I’ve spent years fiddling with social engineering at a bank of elevators. At first it was just part of the job (getting past security) and now it’s become something more of an analytic game.
Let’s say you have six doors, where you have to push the button and wait for one to open. A crowd forms, three, five, maybe even seven people. Should you try to jump in first when the door opens?
No.
Time and again I find it better to step towards the door and hold it open until it’s completely full. Everyone else will move sheepishly towards the first door they see, or at least the closest open one. Encourage this behavior and help as many people as possible quickly squeeze into a tiny box together. Maybe even push all the floor buttons for them. Then jump out and let the doors close without you inside. The more you pushed in the better.

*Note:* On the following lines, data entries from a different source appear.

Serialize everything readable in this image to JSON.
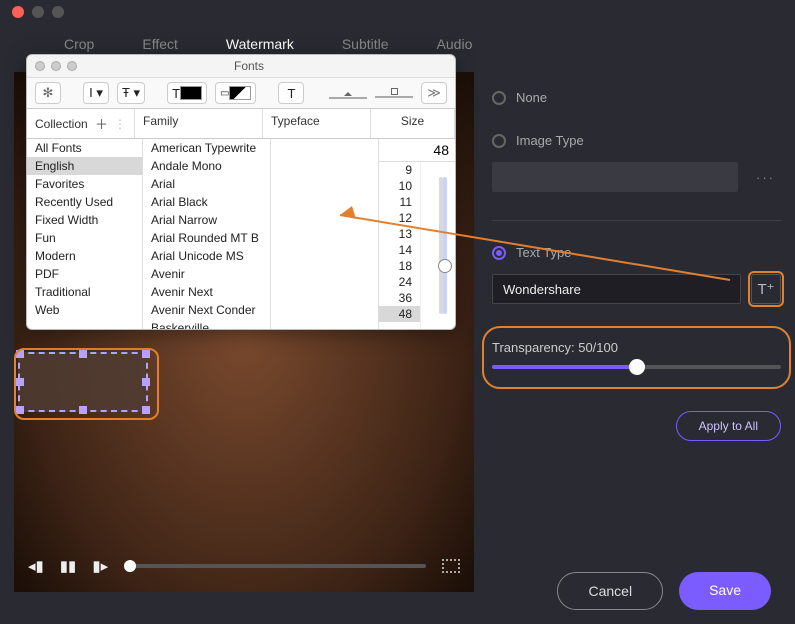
{
  "tabs": [
    "Crop",
    "Effect",
    "Watermark",
    "Subtitle",
    "Audio"
  ],
  "active_tab": "Watermark",
  "side": {
    "none_label": "None",
    "image_type_label": "Image Type",
    "image_more": "···",
    "text_type_label": "Text Type",
    "text_value": "Wondershare",
    "transparency_label": "Transparency: 50/100",
    "transparency_value": 50,
    "apply_label": "Apply to All"
  },
  "footer": {
    "cancel": "Cancel",
    "save": "Save"
  },
  "fonts_popup": {
    "title": "Fonts",
    "headers": {
      "collection": "Collection",
      "family": "Family",
      "typeface": "Typeface",
      "size": "Size"
    },
    "collections": [
      "All Fonts",
      "English",
      "Favorites",
      "Recently Used",
      "Fixed Width",
      "Fun",
      "Modern",
      "PDF",
      "Traditional",
      "Web"
    ],
    "collections_selected": "English",
    "families": [
      "American Typewrite",
      "Andale Mono",
      "Arial",
      "Arial Black",
      "Arial Narrow",
      "Arial Rounded MT B",
      "Arial Unicode MS",
      "Avenir",
      "Avenir Next",
      "Avenir Next Conder",
      "Baskerville"
    ],
    "sizes": [
      9,
      10,
      11,
      12,
      13,
      14,
      18,
      24,
      36,
      48
    ],
    "size_selected": 48,
    "size_value": "48"
  }
}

Pat yourself on the back, push the elevator button again and step alone into the next elevator that opens its doors. Of course the congratulations really depends on how well you estimated flow of arriving passengers and where they’re going (could be a group together choosing a single floor).
It’s a great game of allocation logistics that soon will be replaced by computers assigning people to elevators using basic math. Enjoy it while you can.
The elevator allocation system you describe (the second one, not the social-engineering one, heh) has been in production use in the CentralWorld office tower in Bangkok, Thailand, for at least the last 8 years.
I’ve never seen it anywhere else in the world. But it works astonishingly well.